Abstract

Effective data forwarding is critical for most mobile social network (MSN) applications such as content distribution and information searching. However, it could severely be interrupted or even disabled when the privacy preservation of users is applied, because users become unrecognizable to each other, and the social ties and interactions are no longer traceable to facilitate cooperative data forwarding. Therefore, how we can enable efficient user cooperation in MSNs without intruding on user privacy is a challenging issue. In this paper, we address this issue by introducing social morality, which is a fundamental social feature of human society, to MSNs and accordingly design a three-step protocol suite to achieve both privacy preservation and cooperative data forwarding. First, the developed protocol adopts a novel privacy-preserving route-based authentication scheme that notifies a user's anonymized mobility information to the public. Second, it measures the proximity of the user's mobility information to a specific packet's destination and evaluates the user's forwarding capacity for the packet.
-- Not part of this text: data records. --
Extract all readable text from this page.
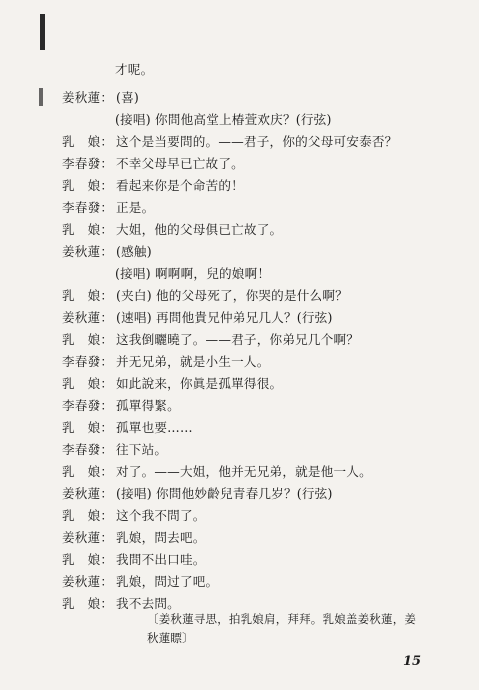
才呢。
姜秋蓮： (喜)
(接唱) 你問他高堂上椿萱欢庆？(行弦)
乳　娘： 这个是当要問的。——君子，你的父母可安泰否？
李春發： 不幸父母早已亡故了。
乳　娘： 看起来你是个命苦的！
李春發： 正是。
乳　娘： 大姐，他的父母俱已亡故了。
姜秋蓮： (感触)
(接唱) 啊啊啊，兒的娘啊！
乳　娘： (夹白) 他的父母死了，你哭的是什么啊？
姜秋蓮： (速唱) 再問他貴兄仲弟兄几人？(行弦)
乳　娘： 这我倒曬曉了。——君子，你弟兄几个啊？
李春發： 并无兄弟，就是小生一人。
乳　娘： 如此說来，你眞是孤單得很。
李春發： 孤單得緊。
乳　娘： 孤單也要……
李春發： 往下站。
乳　娘： 对了。——大姐，他并无兄弟，就是他一人。
姜秋蓮： (接唱) 你問他妙齡兒青春几岁？(行弦)
乳　娘： 这个我不問了。
姜秋蓮： 乳娘，問去吧。
乳　娘： 我問不出口哇。
姜秋蓮： 乳娘，問过了吧。
乳　娘： 我不去問。
〔姜秋蓮寻思，拍乳娘肩，拜拜。乳娘盖姜秋蓮，姜
秋蓮瞟〕
15
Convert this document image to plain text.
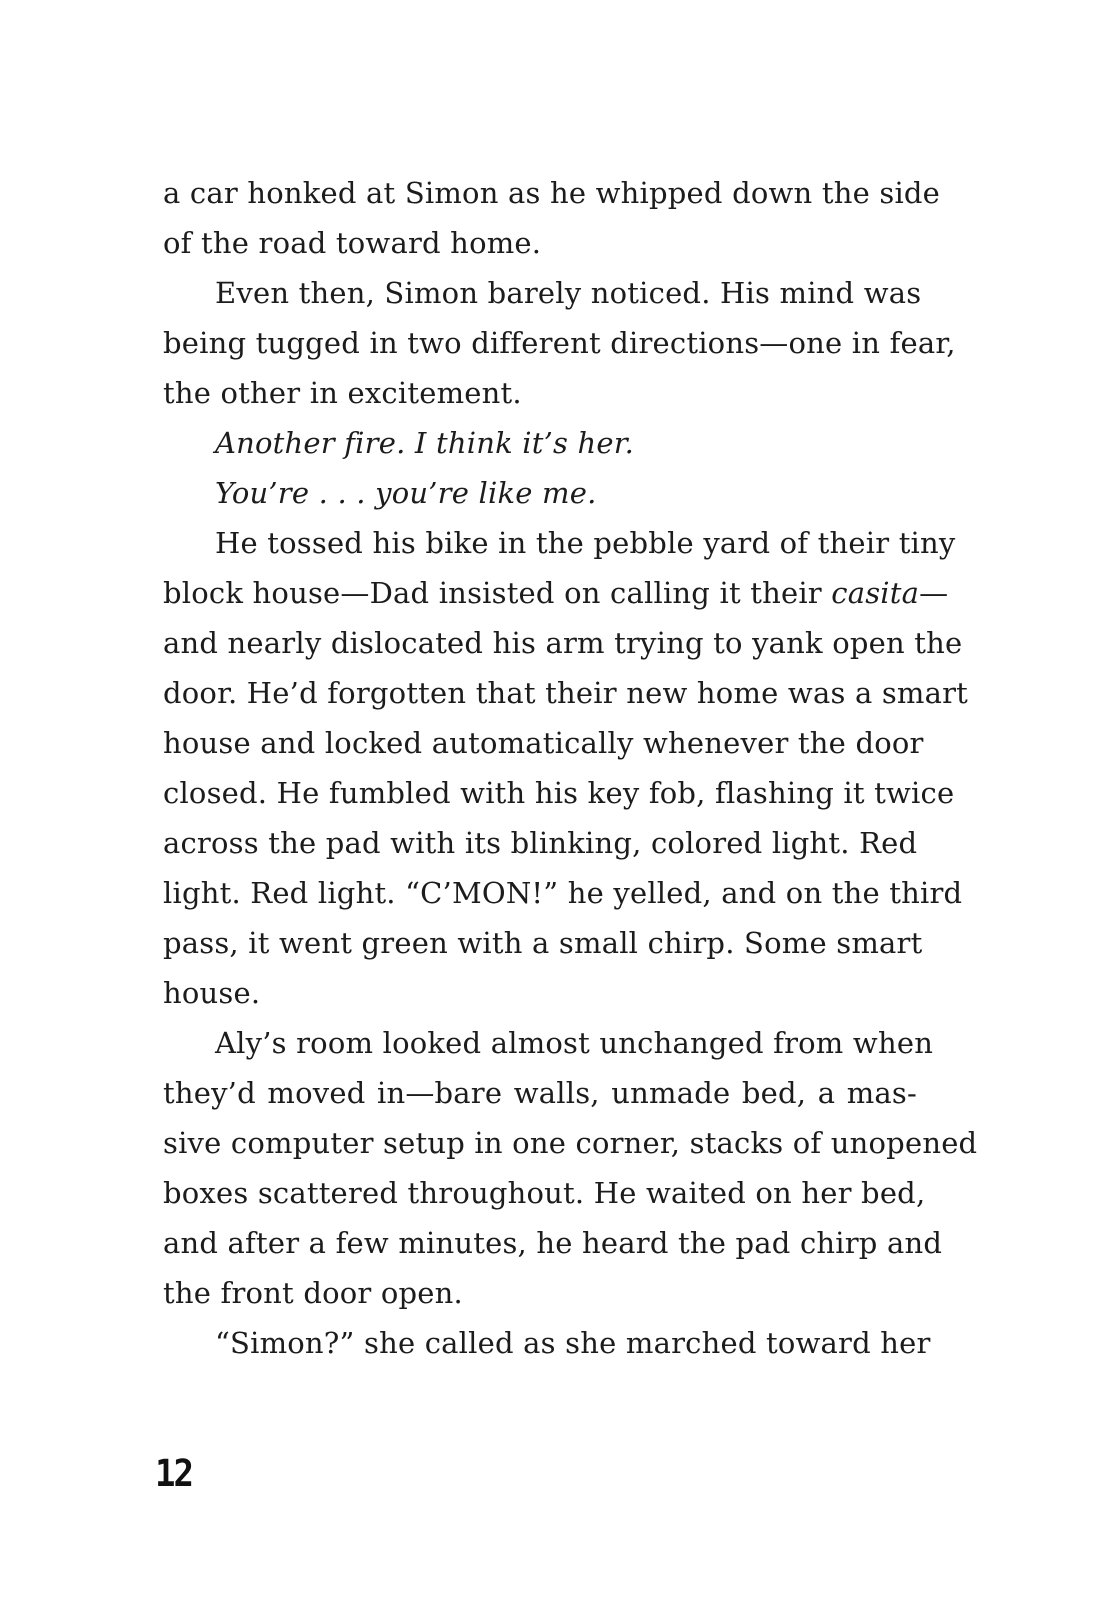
a car honked at Simon as he whipped down the side
of the road toward home.
Even then, Simon barely noticed. His mind was
being tugged in two different directions—one in fear,
the other in excitement.
Another fire. I think it’s her.
You’re . . . you’re like me.
He tossed his bike in the pebble yard of their tiny
block house—Dad insisted on calling it their casita—
and nearly dislocated his arm trying to yank open the
door. He’d forgotten that their new home was a smart
house and locked automatically whenever the door
closed. He fumbled with his key fob, flashing it twice
across the pad with its blinking, colored light. Red
light. Red light. “C’MON!” he yelled, and on the third
pass, it went green with a small chirp. Some smart
house.
Aly’s room looked almost unchanged from when
they’d moved in—bare walls, unmade bed, a mas-
sive computer setup in one corner, stacks of unopened
boxes scattered throughout. He waited on her bed,
and after a few minutes, he heard the pad chirp and
the front door open.
“Simon?” she called as she marched toward her
12
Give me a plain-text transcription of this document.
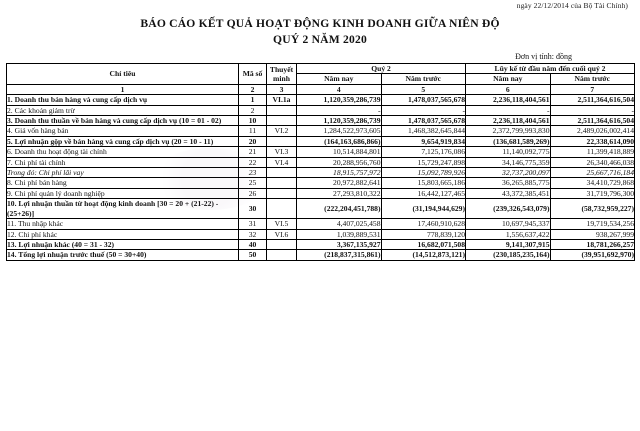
ngày 22/12/2014 của Bộ Tài Chính)
BÁO CÁO KẾT QUẢ HOẠT ĐỘNG KINH DOANH GIỮA NIÊN ĐỘ
QUÝ 2 NĂM 2020
Đơn vị tính: đồng
Chỉ tiêu	Mã số	Thuyết minh	Quý 2		Lũy kế từ đầu năm đến cuối quý 2	
			Năm nay	Năm trước	Năm nay	Năm trước
1	2	3	4	5	6	7
1. Doanh thu bán hàng và cung cấp dịch vụ	1	VI.1a	1,120,359,286,739	1,478,037,565,678	2,236,118,404,561	2,511,364,616,504
2. Các khoản giảm trừ	2		-	-	-	-
3. Doanh thu thuần về bán hàng và cung cấp dịch vụ (10 = 01 - 02)	10		1,120,359,286,739	1,478,037,565,678	2,236,118,404,561	2,511,364,616,504
4. Giá vốn hàng bán	11	VI.2	1,284,522,973,605	1,468,382,645,844	2,372,799,993,830	2,489,026,002,414
5. Lợi nhuận gộp về bán hàng và cung cấp dịch vụ (20 = 10 - 11)	20		(164,163,686,866)	9,654,919,834	(136,681,589,269)	22,338,614,090
6. Doanh thu hoạt động tài chính	21	VI.3	10,514,884,801	7,125,176,086	11,140,092,775	11,399,418,889
7. Chi phí tài chính	22	VI.4	20,288,956,760	15,729,247,898	34,146,775,359	26,340,466,038
Trong đó: Chi phí lãi vay	23		18,915,757,972	15,092,789,926	32,737,200,097	25,667,716,184
8. Chi phí bán hàng	25		20,972,882,641	15,803,665,186	36,265,885,775	34,410,729,868
9. Chi phí quản lý doanh nghiệp	26		27,293,810,322	16,442,127,465	43,372,385,451	31,719,796,300
10. Lợi nhuận thuần từ hoạt động kinh doanh [30 = 20 + (21-22) - (25+26)]	30		(222,204,451,788)	(31,194,944,629)	(239,326,543,079)	(58,732,959,227)
11. Thu nhập khác	31	VI.5	4,407,025,458	17,460,910,628	10,697,945,337	19,719,534,256
12. Chi phí khác	32	VI.6	1,039,889,531	778,839,120	1,556,637,422	938,267,999
13. Lợi nhuận khác (40 = 31 - 32)	40		3,367,135,927	16,682,071,508	9,141,307,915	18,781,266,257
14. Tổng lợi nhuận trước thuế (50 = 30+40)	50		(218,837,315,861)	(14,512,873,121)	(230,185,235,164)	(39,951,692,970)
Third, using a game-theoretical approach, it determines the optimal data-forwarding strategy according to users' morality level and payoff. Using analysis and examples, we show that the developed protocol suite can effectively protect user personal information such as identity and visited locations. Last, we conduct extensive trace-based simulations and show that the proposed protocol suite is effective for efficiently exploring the user cooperation and attain near-optimal performance in data forwarding.